Schulich School of Medicine & Dentistry, Western University, London, ON, N6A 5C1, Canada.
University of Kansas Medical Center, Kansas City, KS 66160, USA.
J Comp Eff Res. 2020 Oct;9(14):973-984. doi: 10.2217/cer-2020-0095. Epub 2020 Aug 27.
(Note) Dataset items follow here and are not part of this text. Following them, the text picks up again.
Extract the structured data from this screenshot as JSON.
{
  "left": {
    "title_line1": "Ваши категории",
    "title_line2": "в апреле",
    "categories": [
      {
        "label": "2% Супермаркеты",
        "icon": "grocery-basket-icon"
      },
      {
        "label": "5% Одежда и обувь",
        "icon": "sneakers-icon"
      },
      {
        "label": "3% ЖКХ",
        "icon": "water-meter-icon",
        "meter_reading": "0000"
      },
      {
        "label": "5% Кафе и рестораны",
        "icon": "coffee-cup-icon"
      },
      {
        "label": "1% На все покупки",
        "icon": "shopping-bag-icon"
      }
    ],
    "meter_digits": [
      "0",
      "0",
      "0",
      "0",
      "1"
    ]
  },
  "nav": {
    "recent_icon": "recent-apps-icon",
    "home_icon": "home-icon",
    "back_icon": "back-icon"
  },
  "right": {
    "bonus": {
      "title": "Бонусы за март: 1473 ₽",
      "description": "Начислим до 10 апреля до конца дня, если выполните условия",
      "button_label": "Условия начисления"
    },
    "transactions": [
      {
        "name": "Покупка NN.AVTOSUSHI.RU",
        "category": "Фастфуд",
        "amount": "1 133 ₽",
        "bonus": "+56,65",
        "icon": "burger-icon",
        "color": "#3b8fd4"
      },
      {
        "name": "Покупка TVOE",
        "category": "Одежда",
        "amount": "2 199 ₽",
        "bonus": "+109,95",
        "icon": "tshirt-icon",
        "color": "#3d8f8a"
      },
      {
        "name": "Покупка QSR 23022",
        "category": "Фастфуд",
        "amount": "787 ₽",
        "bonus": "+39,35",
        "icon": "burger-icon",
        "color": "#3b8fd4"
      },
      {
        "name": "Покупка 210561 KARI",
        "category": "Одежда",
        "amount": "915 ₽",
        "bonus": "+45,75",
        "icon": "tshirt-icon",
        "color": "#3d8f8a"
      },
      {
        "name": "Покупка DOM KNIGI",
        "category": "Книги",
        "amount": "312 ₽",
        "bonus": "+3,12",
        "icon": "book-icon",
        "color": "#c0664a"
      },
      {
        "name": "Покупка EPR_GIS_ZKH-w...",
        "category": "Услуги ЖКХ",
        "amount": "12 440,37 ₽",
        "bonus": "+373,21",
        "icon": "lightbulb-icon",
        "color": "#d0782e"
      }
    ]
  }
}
Assess the totality of efficacy evidence for ataluren in patients with nonsense mutation Duchenne muscular dystrophy (nmDMD). Data from the two completed randomized controlled trials (ClinicalTrials.gov: NCT00592553; NCT01826487) of ataluren in nmDMD were combined to examine the intent-to-treat (ITT) populations and two patient subgroups (baseline 6-min walk distance [6MWD] ≥300-<400 or <400 m). Meta-analyses examined 6MWD change from baseline to week 48. Statistically significant differences in 6MWD change with ataluren versus placebo were observed across all three meta-analyses. Least-squares mean difference (95% CI): ITT (n = 342), +17.2 (0.2-34.1) m, p = 0.0473; ≥300-<400 m (n = 143), +43.9 (18.2-69.6) m, p = 0.0008; <400 m (n = 216), +27.7 (6.4-49.0) m, p = 0.0109. These meta-analyses support previous evidence for ataluren in slowing disease progression versus placebo in patients with nmDMD over 48 weeks. Treatment benefit was most evident in patients with a baseline 6MWD ≥300-<400 m (the ambulatory transition phase), thereby informing future trial design.
评估非终止密码子突变型杜氏肌营养不良症(nmDMD)患者中氨苯砜的总体疗效证据。将两项完成的氨苯砜治疗 nmDMD 的随机对照试验(ClinicalTrials.gov:NCT00592553;NCT01826487)的数据合并,以评估意向治疗(ITT)人群和两个患者亚组(基线 6 分钟步行距离[6MWD]≥300-<400 或 <400 m)。Meta 分析检测了从基线到 48 周时的 6MWD 变化。在所有三项 Meta 分析中,氨苯砜与安慰剂相比,6MWD 变化均有统计学意义的差异。最小二乘均数差值(95%CI):ITT(n=342),+17.2(0.2-34.1)m,p=0.0473;≥300-<400 m(n=143),+43.9(18.2-69.6)m,p=0.0008;<400 m(n=216),+27.7(6.4-49.0)m,p=0.0109。这些 Meta 分析支持了氨苯砜在 48 周内相对于安慰剂减缓 nmDMD 患者疾病进展的先前证据。在基线 6MWD≥300-<400 m 的患者中(运动能力过渡阶段),治疗获益最为明显,这为未来的临床试验设计提供了信息。